All good things must come to an end. The market appears poised to rally and produce a new leg higher. However, there is serious resistance starting at 2,075 on the S&P and continuing through 2,100. The odds are very slim that a rally will make it through that resistance ahead of the earnings cycle and assuming earnings for Q1 are as bad as the guidance we have been getting then it is even more likely the market rolls over into the "Sell in May" cycle.

Nobody can accurately pick turning points in the market on a routine basis. There are far too many things that can push and pull the indexes but at critical resistance levels we can normally anticipate at least a little reaction to those levels.

The S&P has strong resistance beginning at 2,078, which equates to $208 on the SPY. That resistance runs from 2,078 to 2,105 or roughly $211 on the SPY. I am proposing we buy puts on the SPY starting at $207 with a stop loss at $213.

The S&P may never hit those levels or it could hit them next week. The close after the Fed decision was 2,027, which means it would still have to rally 50 points to hit our initial entry point. Once it reaches that level it will have rebounded for +268 points and would be extremely overbought when it reached that 2,078 level. That makes it even more likely it will fail when it gets there.

I am going to recommend the June $200 puts. They should cost about $4 when the SPY reaches the $207 level.
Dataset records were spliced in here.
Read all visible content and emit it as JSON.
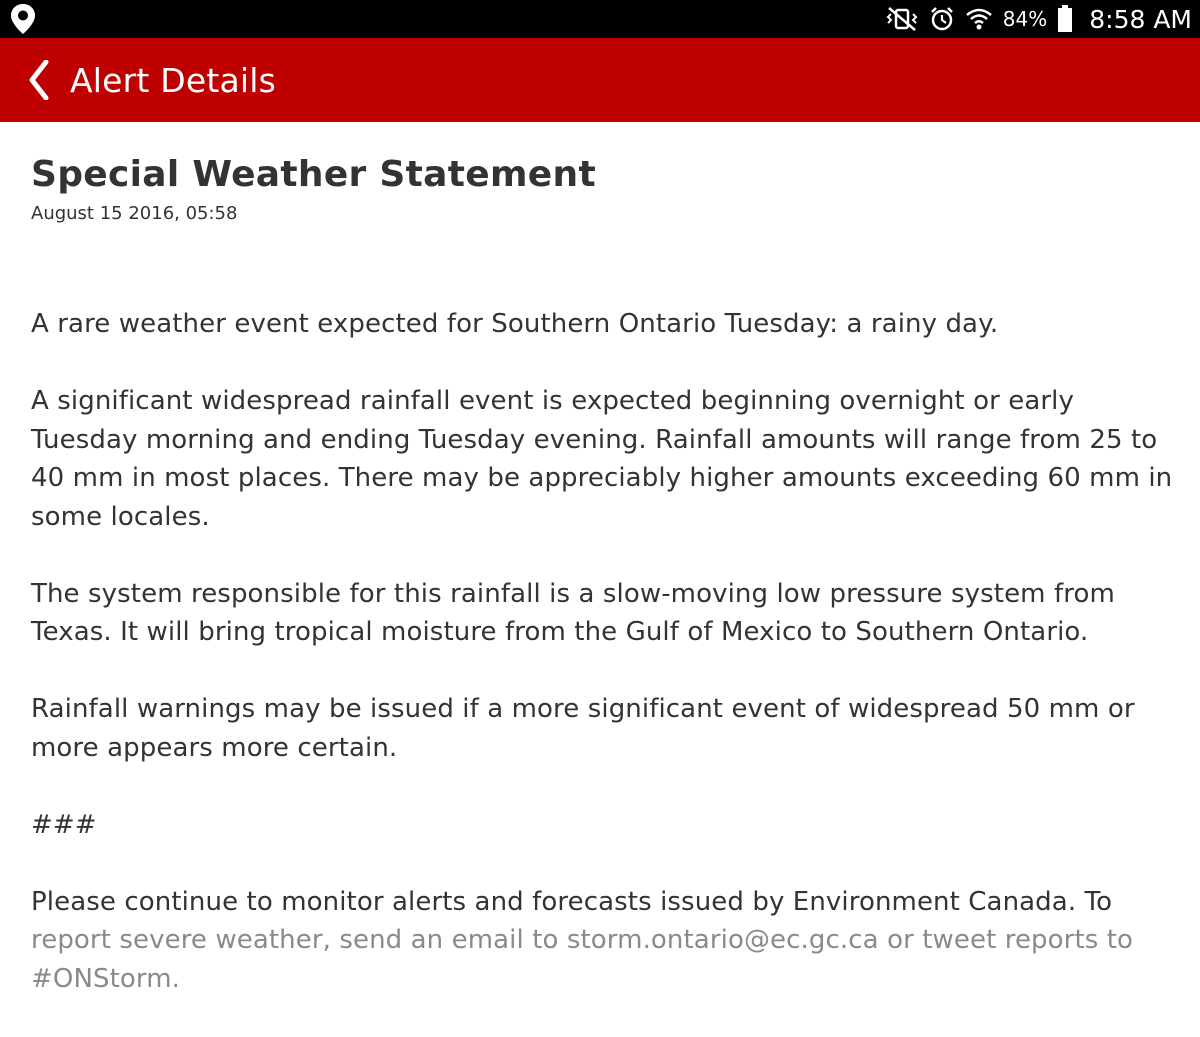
{
  "status_bar": {
    "left_icon": "location-pin-icon",
    "right_icons": [
      "vibrate-mute-icon",
      "alarm-icon",
      "wifi-icon",
      "battery-icon"
    ],
    "battery_percent": "84%",
    "time": "8:58 AM"
  },
  "app_bar": {
    "back_icon": "chevron-left-icon",
    "title": "Alert Details",
    "color": "#be0000"
  },
  "alert": {
    "title": "Special Weather Statement",
    "date": "August 15 2016, 05:58",
    "paragraphs": [
      "A rare weather event expected for Southern Ontario Tuesday: a rainy day.",
      "A significant widespread rainfall event is expected beginning overnight or early Tuesday morning and ending Tuesday evening. Rainfall amounts will range from 25 to 40 mm in most places. There may be appreciably higher amounts exceeding 60 mm in some locales.",
      "The system responsible for this rainfall is a slow-moving low pressure system from Texas. It will bring tropical moisture from the Gulf of Mexico to Southern Ontario.",
      "Rainfall warnings may be issued if a more significant event of widespread 50 mm or more appears more certain.",
      "###"
    ],
    "closing_line": "Please continue to monitor alerts and forecasts issued by Environment Canada. To",
    "closing_rest": "report severe weather, send an email to storm.ontario@ec.gc.ca or tweet reports to #ONStorm."
  }
}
I want to use June because we may not reach that resistance for a couple weeks, if at all, and once we do hit that level I want to be able to profit from any sell in May decline.

This position could go for several weeks without being triggered and there is a good chance we will not get to play it with numerous analysts calling for a failure at 2,040 and 2,050 along the way. There are analysts calling for a retest of the 1,900 level this summer with some projecting significantly lower levels. If you look hard enough you can probably find someone projecting targets a couple hundred points higher or lower than the ones discussed.

Morgan Stanley's Adam Parker slashed his price target for the S&P from 2,175 to 2,050 yesterday. Most of the major banks are in the 2,050 to 2,100 range so the expectations for a major rally from here are pretty slim.

Position 3/23/16 with SPY trade at $204.11

3/23/16: Long June $200 put @ $4.77 with SPY trade at $204.11
4/01/16: Long June $200 put @ $3.26 when SPY traded at $207.
4/19/16: Long June $200 put @ $1.95 when SPY traded at $210.
See portfolio graphic for stop loss.